EACCES permission denied; /tmp/claude-settings-<hash>.json not UID-namespaced; Claude Code panel crashes on second macOS user is a Claude Code failure pattern reported for developers trying to fix claude desktop settings file collision causing eacces crashes in multi-user macos environments due to missing uid namespacing. Based on the imported evidence, treat this as a tool-specific troubleshooting page rather than a generic API error.

Why this happens

GitHub Issue #60122 in anthropics/claude-code, opened May 18 2026. Claude Desktop stores shared settings in /tmp without UID namespace, so second macOS user on same machine gets EACCES and the Claude Code IDE panel crashes. Category: AI Coding Tools (desktop/auth area). Multi-user environment pain point.

Common causes

  • GitHub Issue #60122 in anthropics/claude-code, opened May 18 2026. Claude Desktop stores shared settings in /tmp without UID namespace, so second macOS user on same machine gets EACCES and the Claude Code IDE panel crashes. Category: AI Coding Tools (desktop/auth area). Multi-user environment pain point.

Quick fixes

  1. Confirm the exact error signature matches EACCES permission denied; /tmp/claude-settings-<hash>.json not UID-namespaced; Claude Code panel crashes on second macOS user.
  2. Check the Claude Code account, local tool state, and provider configuration involved in the failing workflow.
  3. Compare the failing environment with a known working setup, then change one configuration value at a time.

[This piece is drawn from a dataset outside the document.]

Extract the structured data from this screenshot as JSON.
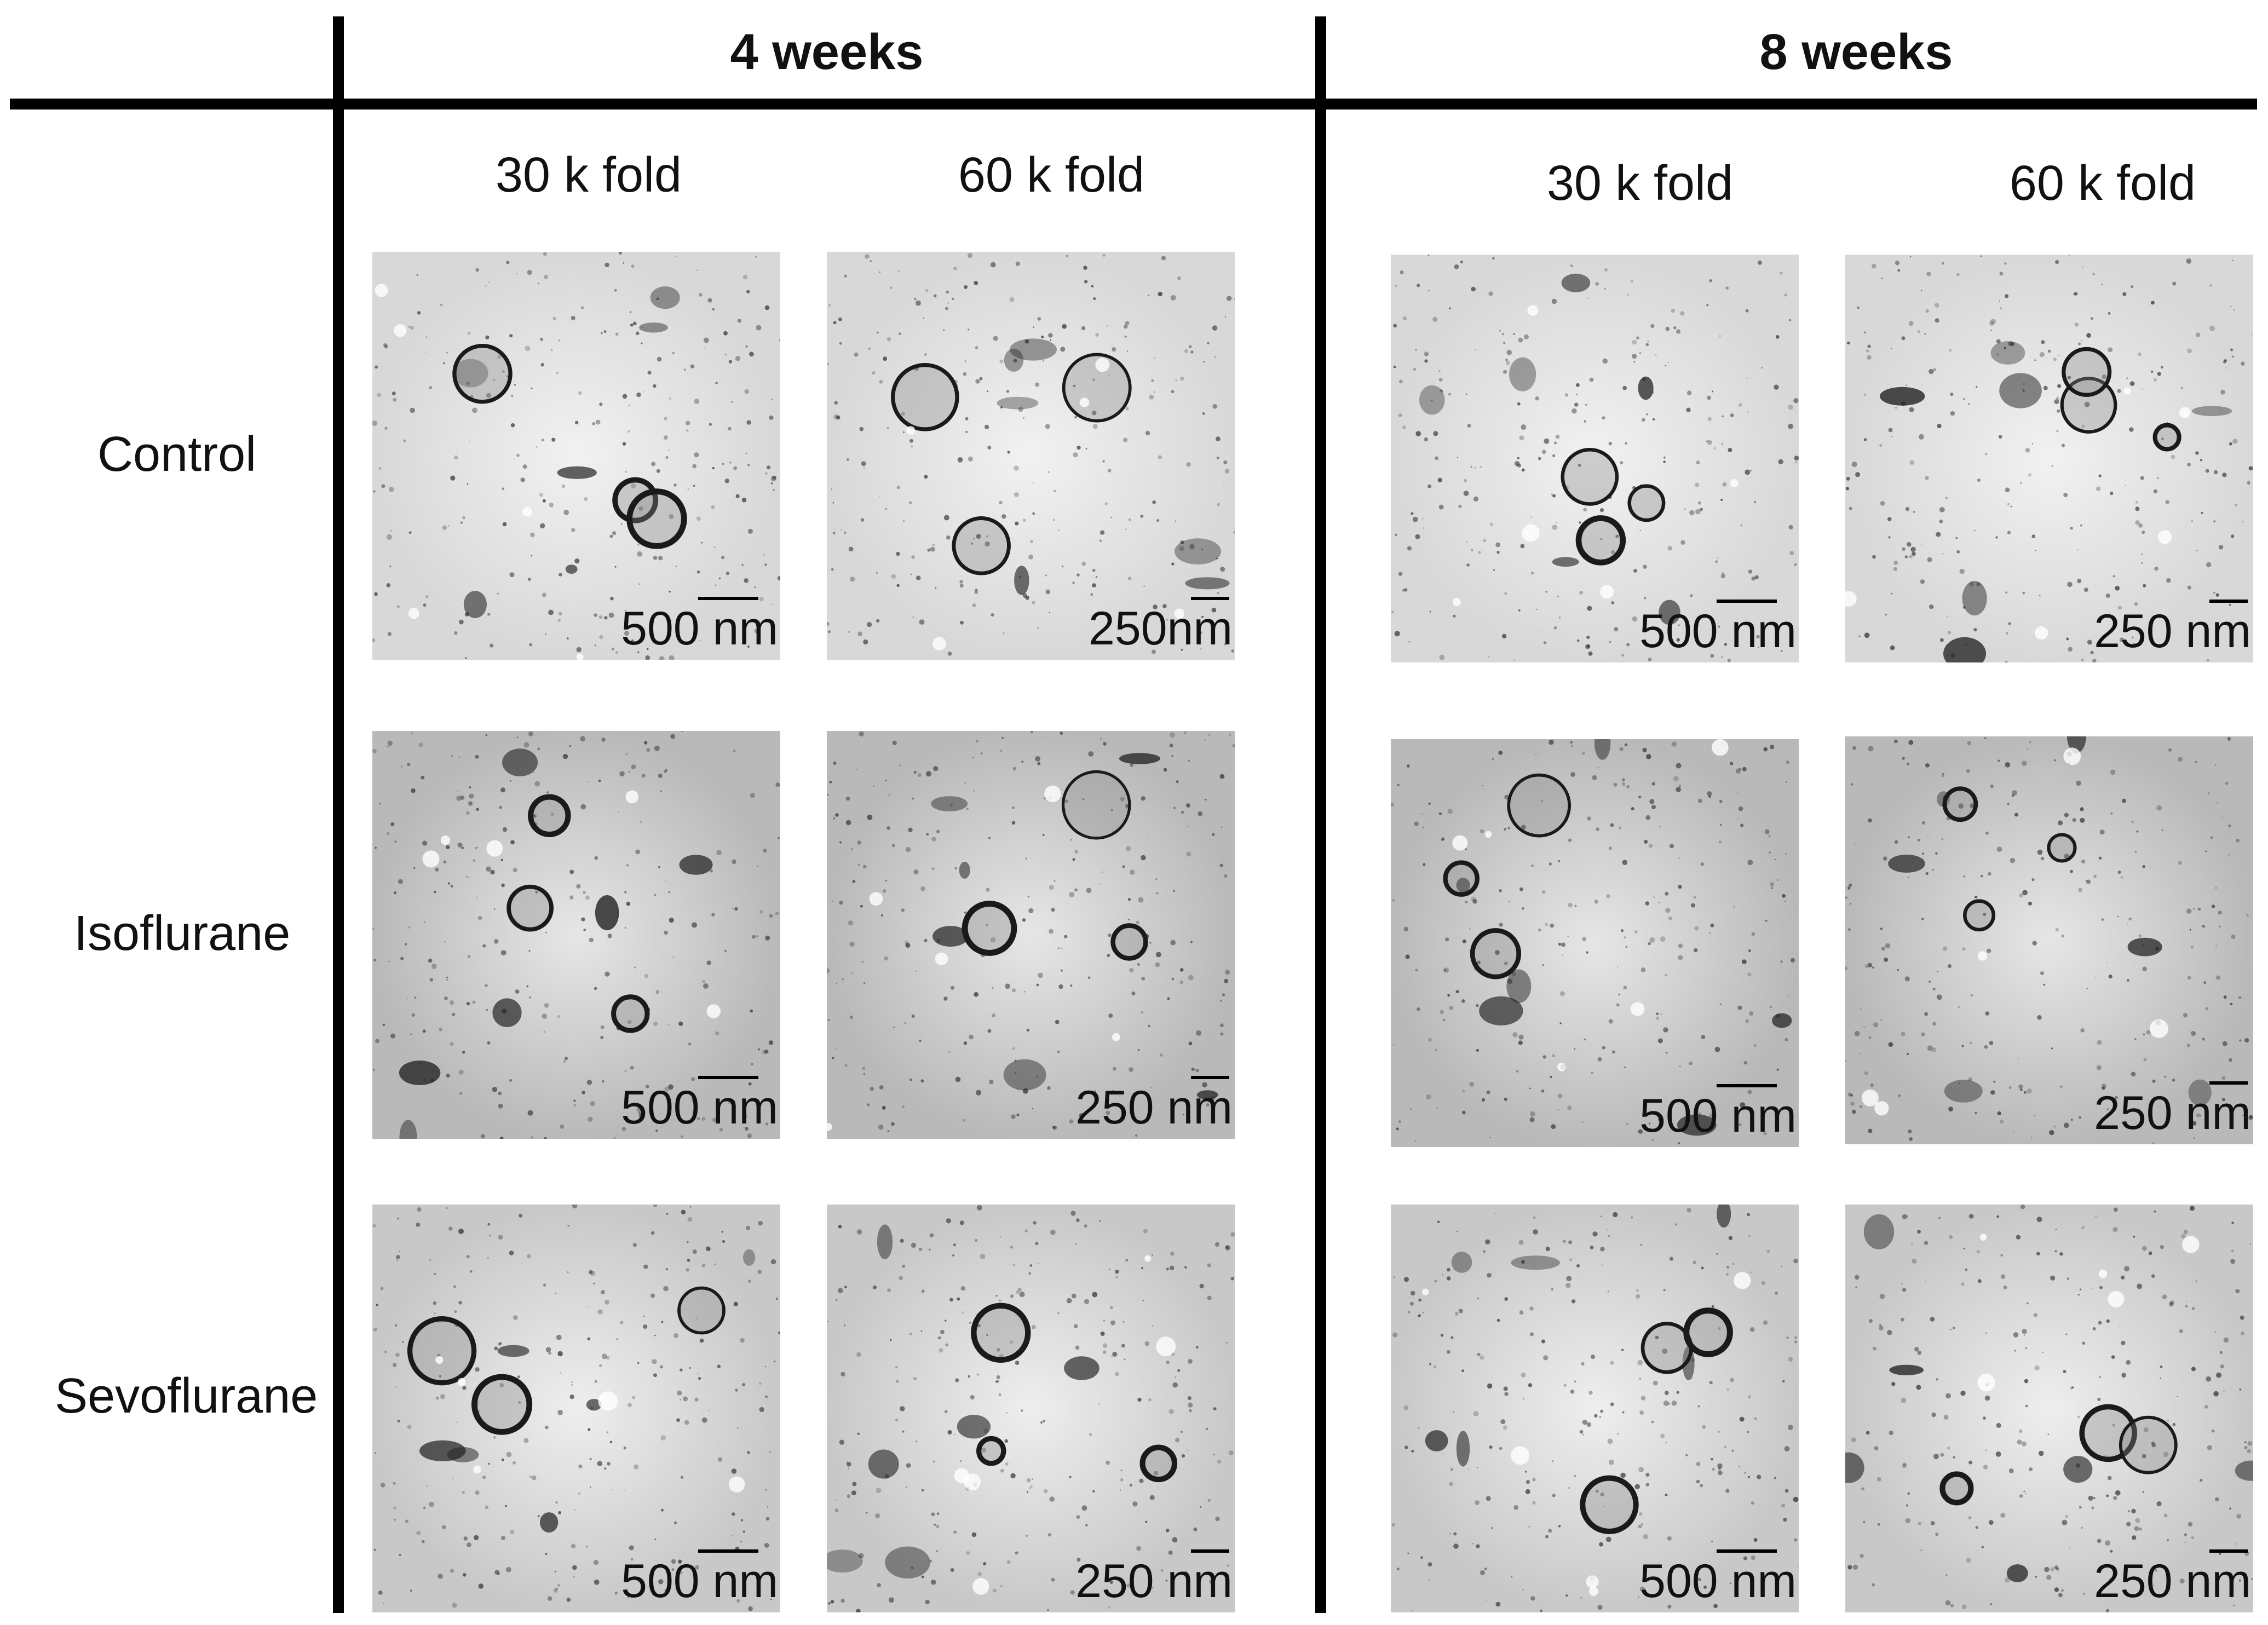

Platform/tool-specific checks

  • Verify the command, editor, extension, or API client that produced the error.
  • Compare local settings with CI, deployment, or editor-level settings when the error appears in only one environment.
  • Avoid deleting credentials, local model data, or project settings until the failing scope is clear.

Step-by-step troubleshooting

  1. Capture the exact error message and the command, editor action, or request that triggered it.
  2. Check whether the failure is account/auth, quota/rate, model/provider, local runtime, or deployment configuration.
  3. Review the source evidence below and compare it with your environment.
  4. Apply one change at a time and rerun the smallest failing action.
  5. Keep the working fix documented for the team or deployment environment.

How to prevent it

  • Keep provider/tool configuration documented.
  • Record non-secret diagnostics such as tool version, provider name, model name, and command path.
  • Add a lightweight check before CI or production workflows depend on the tool.